Mild irritation. The kind of emotional noise you'd get from being stuck in traffic. That's all. No fear. No confusion. Just… vague annoyance, like I was taking too long.

"Mr. Hector," I said finally, "can you describe your past for me?"

He didn't hesitate.

"My name is Ren Hector. I was a doctor. I'm twenty nine years old. I'd just returned from a night shift when I got pulled into the Trial. That's the last clear memory I have."

"Do you remember anything else?" I asked.

He looked down for a moment, then shook his head.

"Not much. It's strange. I know my name, my job. But everything else feels… gone. My parents' faces. My apartment. Even my dog's name. I know I had a pet. I just… don't remember."

I glanced at the tablet in my hand.

Truth Tablet still active. No signs of deception. His tone was neutral. Matter-of-fact.

This wasn't a lie.

Not even a half truth.

"Do you remember your Trial?" I asked next.

That was the first time he paused.

Just a flicker of something. A shift in posture. Then he nodded, perfectly composed.

"My Trial…" he began, "was mundane."

"Mundane?" I asked, raising an eyebrow.

He gave a weak smile. "I lived as a doctor in a hospital called Johns Hopkins. I did my job. Treated patients. Went home. Lived peacefully."

"That's a Trial?"

"That's what I thought. But then I started noticing… strange things."

I leaned forward slightly. "What kind of things?"

Ren's voice dropped a little, calm but deliberate.

"Everyone was too happy. I watched a mother laugh while her child died on the operating table. People smiled at funerals. No sadness. No fear. Just constant, shallow joy."

He shook his head.

"Then I started seeing other details. People with no shadows. Janitors sweeping perfectly clean floors. A homeless man crying as he pulled food from an empty trash can."

Something about the way he said it made my skin crawl.

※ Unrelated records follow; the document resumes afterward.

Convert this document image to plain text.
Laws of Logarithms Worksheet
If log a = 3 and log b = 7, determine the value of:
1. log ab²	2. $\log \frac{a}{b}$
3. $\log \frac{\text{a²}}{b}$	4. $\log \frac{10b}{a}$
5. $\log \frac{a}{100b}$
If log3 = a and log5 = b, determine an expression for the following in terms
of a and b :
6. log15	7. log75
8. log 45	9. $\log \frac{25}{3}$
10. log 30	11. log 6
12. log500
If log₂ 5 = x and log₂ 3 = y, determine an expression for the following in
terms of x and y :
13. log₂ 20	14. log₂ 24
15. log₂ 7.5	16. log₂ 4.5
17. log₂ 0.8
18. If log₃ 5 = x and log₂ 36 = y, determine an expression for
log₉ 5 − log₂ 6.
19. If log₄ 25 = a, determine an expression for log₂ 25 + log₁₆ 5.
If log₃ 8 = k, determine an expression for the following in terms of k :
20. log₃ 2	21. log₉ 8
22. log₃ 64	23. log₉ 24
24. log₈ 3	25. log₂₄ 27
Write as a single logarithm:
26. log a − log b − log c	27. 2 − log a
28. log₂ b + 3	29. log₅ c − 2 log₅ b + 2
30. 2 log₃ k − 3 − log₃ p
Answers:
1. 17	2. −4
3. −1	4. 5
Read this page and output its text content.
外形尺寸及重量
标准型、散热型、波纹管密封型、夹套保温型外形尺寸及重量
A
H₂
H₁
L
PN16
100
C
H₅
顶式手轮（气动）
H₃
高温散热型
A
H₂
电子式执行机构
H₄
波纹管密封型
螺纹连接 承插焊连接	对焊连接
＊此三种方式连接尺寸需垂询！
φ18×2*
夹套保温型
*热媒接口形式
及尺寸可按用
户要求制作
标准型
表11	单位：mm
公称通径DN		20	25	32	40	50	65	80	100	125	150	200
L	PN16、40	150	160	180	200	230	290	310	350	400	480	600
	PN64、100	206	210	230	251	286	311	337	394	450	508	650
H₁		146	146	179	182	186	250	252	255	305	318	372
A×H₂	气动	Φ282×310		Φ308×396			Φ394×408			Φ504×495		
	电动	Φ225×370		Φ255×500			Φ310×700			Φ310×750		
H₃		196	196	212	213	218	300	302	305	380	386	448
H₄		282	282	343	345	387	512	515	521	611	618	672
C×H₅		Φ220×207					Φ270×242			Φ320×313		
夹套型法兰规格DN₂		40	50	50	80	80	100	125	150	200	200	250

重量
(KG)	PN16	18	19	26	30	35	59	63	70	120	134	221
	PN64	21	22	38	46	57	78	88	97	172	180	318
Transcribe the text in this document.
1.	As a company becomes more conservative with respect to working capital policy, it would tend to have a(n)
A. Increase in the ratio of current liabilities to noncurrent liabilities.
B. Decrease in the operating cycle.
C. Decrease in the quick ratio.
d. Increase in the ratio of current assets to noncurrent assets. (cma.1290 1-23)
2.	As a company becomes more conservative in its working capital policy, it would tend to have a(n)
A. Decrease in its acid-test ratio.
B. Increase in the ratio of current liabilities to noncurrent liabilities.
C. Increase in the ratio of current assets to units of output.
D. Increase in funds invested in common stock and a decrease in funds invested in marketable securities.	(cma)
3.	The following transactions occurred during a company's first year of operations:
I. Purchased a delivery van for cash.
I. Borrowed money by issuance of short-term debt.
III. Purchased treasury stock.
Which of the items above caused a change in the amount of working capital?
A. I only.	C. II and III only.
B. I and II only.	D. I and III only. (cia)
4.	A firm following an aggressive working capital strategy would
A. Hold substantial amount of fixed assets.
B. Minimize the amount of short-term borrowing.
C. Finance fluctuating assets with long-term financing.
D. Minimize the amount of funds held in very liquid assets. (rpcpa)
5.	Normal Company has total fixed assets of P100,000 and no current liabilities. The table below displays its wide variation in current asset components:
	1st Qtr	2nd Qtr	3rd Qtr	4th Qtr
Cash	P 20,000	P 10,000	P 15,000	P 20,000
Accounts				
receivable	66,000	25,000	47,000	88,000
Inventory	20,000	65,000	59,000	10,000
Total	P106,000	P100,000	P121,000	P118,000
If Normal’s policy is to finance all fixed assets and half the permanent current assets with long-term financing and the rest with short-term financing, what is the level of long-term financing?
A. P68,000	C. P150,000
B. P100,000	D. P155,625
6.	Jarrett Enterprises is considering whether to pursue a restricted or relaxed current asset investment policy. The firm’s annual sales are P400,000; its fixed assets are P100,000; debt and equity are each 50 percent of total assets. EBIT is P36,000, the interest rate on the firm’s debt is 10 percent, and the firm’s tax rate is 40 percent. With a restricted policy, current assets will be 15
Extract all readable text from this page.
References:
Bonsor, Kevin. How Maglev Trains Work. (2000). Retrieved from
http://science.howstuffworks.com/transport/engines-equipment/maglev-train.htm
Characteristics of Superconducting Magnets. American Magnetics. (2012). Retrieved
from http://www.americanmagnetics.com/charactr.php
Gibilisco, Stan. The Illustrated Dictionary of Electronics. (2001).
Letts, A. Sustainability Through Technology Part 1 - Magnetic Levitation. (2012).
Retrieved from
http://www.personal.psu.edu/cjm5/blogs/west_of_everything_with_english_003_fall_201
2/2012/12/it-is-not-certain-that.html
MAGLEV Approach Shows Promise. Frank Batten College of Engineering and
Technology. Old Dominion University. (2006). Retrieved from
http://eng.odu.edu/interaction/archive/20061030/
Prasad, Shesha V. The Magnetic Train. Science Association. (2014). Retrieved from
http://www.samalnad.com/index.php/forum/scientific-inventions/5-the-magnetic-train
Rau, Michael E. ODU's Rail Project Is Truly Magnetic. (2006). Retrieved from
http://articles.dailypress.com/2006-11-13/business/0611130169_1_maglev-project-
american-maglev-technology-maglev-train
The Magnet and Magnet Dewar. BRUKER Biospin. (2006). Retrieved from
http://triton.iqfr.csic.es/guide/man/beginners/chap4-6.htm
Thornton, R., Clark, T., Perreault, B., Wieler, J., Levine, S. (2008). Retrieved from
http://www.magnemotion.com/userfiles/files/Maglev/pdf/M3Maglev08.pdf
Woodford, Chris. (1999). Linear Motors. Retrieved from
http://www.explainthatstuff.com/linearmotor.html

That kind of detail subtle, cumulative dread it's the mark of a high-grade illusion Trial. Psychological. Unstable. It messes with your sense of what's real. And the ones who make it through don't usually come back the same.

I took a breath. "That sounds… disturbing."

He met my gaze.

"That wasn't the worst part."

I frowned. "What could be worse?"

He didn't break eye contact.

"The part where I woke up. Inside a cocoon. Surrounded by other cocoons. Each one filled with people I'd seen in the dream. A monster was feeding on their dreams—paralyzing them with fake lives while it consumed their minds. And it had saved me for last."

A chill passed down my spine.

He said it with such calm, such certainty.

And the tablet was still active.

Still glowing faintly on my scanner.

All of it true.

Conclusion: Ren Hector is either a miracle survivor or a system anomaly wrapped in human skin. Possibly both.

He passed an High Rank psychological Trial. Has physical resilience equal to an A-Class Hunter. Mental resistance off the charts. And a Unique Class with unknown parameters.

He's dangerous.

But he's not hostile.

And for now… he's playing nice.

I just hope we don't give him a reason to stop.